During the pandemic, a series of civil lawsuits were filed in local and federal court, here and in Washington DC that should have raised alarm bells for the attorney general about the conduct of the Leon Guerrero administration. The first has to do with the unfair collection of cigarette taxes, and the failure of the administration to put into place legally-binding systems for the counting and taxation of cigarettes; a mandate put into place following several audits showing at least one company absconded on tens of millions of dollars in taxes owed to the people. Then came the lawsuits surrounding the government’s failure to tax alcohol properly. And in the U.S. District Court of Washington, D.C., one of the island’s two shipping companies sued the other, making written allegations of the violation of the Sherman Anti-Trust Law and by extension, the Guam Anti-Trust Law. Attorney General Leevin Camacho did absolutely nothing to bring justice to any of these issues, even though his former office is entrusted directly as the watchdog of these matters. Look at some of the players in these companies that got away with these alleged violations of the law. The lines between the dots don’t have to be drawn far.
Former attorney general Leevin Camacho failed the everyday people of Guam. His failure to act against corruption came at the expense of hardworking Guamanians who just need a level playing field in order to get ahead. And now, with the public health emergency over, the time to conduct the forensic autopsy on the use of federal and local funds has come.
The tides have changed; the voters made sure of that. In Mr. Camacho’s place is the new attorney general, a familiar face. Guam’s first elected attorney general, Douglas Moylan, made a name for himself as a maverick against the system of cronyism. And now returning as the sixth elected attorney general of Guam, there is great hope he will prioritize the investigation and prosecution of corruption on our island.
And his effort could not come at a more-needed time.

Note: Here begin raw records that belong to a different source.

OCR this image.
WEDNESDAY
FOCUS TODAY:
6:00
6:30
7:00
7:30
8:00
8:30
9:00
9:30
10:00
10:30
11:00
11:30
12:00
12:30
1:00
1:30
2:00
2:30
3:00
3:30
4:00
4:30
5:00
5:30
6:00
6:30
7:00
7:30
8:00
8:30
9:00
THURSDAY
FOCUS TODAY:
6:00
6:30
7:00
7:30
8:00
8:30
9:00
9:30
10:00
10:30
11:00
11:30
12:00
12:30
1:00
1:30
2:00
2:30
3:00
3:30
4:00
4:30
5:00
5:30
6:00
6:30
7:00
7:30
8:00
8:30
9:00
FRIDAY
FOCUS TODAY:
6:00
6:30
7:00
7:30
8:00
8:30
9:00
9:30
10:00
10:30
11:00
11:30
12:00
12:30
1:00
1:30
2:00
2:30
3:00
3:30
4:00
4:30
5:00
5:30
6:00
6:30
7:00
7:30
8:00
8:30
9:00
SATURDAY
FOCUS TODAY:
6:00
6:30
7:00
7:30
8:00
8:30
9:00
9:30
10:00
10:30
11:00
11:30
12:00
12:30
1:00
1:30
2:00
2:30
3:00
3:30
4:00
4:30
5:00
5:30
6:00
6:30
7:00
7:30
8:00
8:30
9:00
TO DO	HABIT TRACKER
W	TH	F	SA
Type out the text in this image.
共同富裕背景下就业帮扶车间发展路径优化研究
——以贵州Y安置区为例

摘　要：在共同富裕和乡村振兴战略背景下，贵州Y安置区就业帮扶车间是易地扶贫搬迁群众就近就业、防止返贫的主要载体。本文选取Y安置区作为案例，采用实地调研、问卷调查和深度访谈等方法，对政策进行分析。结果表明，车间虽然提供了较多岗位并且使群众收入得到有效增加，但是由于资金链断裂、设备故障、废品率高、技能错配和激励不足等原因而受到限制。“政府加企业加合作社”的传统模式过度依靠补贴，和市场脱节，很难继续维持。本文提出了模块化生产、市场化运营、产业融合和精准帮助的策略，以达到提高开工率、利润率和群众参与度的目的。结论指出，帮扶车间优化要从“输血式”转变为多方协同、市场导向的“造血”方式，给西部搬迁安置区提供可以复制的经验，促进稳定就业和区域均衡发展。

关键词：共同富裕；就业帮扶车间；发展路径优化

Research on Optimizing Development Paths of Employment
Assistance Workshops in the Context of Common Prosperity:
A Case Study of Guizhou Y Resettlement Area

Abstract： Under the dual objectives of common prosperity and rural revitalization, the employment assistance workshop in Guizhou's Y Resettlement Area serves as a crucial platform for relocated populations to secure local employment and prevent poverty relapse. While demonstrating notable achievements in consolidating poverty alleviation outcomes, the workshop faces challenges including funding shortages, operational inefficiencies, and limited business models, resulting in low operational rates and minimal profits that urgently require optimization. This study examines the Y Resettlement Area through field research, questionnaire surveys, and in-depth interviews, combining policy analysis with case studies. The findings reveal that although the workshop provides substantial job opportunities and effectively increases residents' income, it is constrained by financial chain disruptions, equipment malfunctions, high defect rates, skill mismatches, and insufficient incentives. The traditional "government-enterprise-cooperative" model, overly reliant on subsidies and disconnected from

Looming on the horizon are gigantic government procurements for the development of a billion-dollar medical campus, Simon Sanchez High School, housing tax credits, and other large-scale government procurements.
Before any of these programs are committed to the scarce dollars the taxpayers and the federal government have committed to GovGuam, it is essential that Mr. Moylan and Mr. Cruz have the time to audit and investigate the use of funds already obligated and spent.
Ms. Leon Guerrero has said she’s done nothing wrong. Fine. It feels nice to believe her words. They just need to be verified. And if she and her administration have done nothing wrong, then she should have no problem yielding to an investigation into her spending the past four years.
Senators, this is a mandate you should consider. You have the power to make this happen.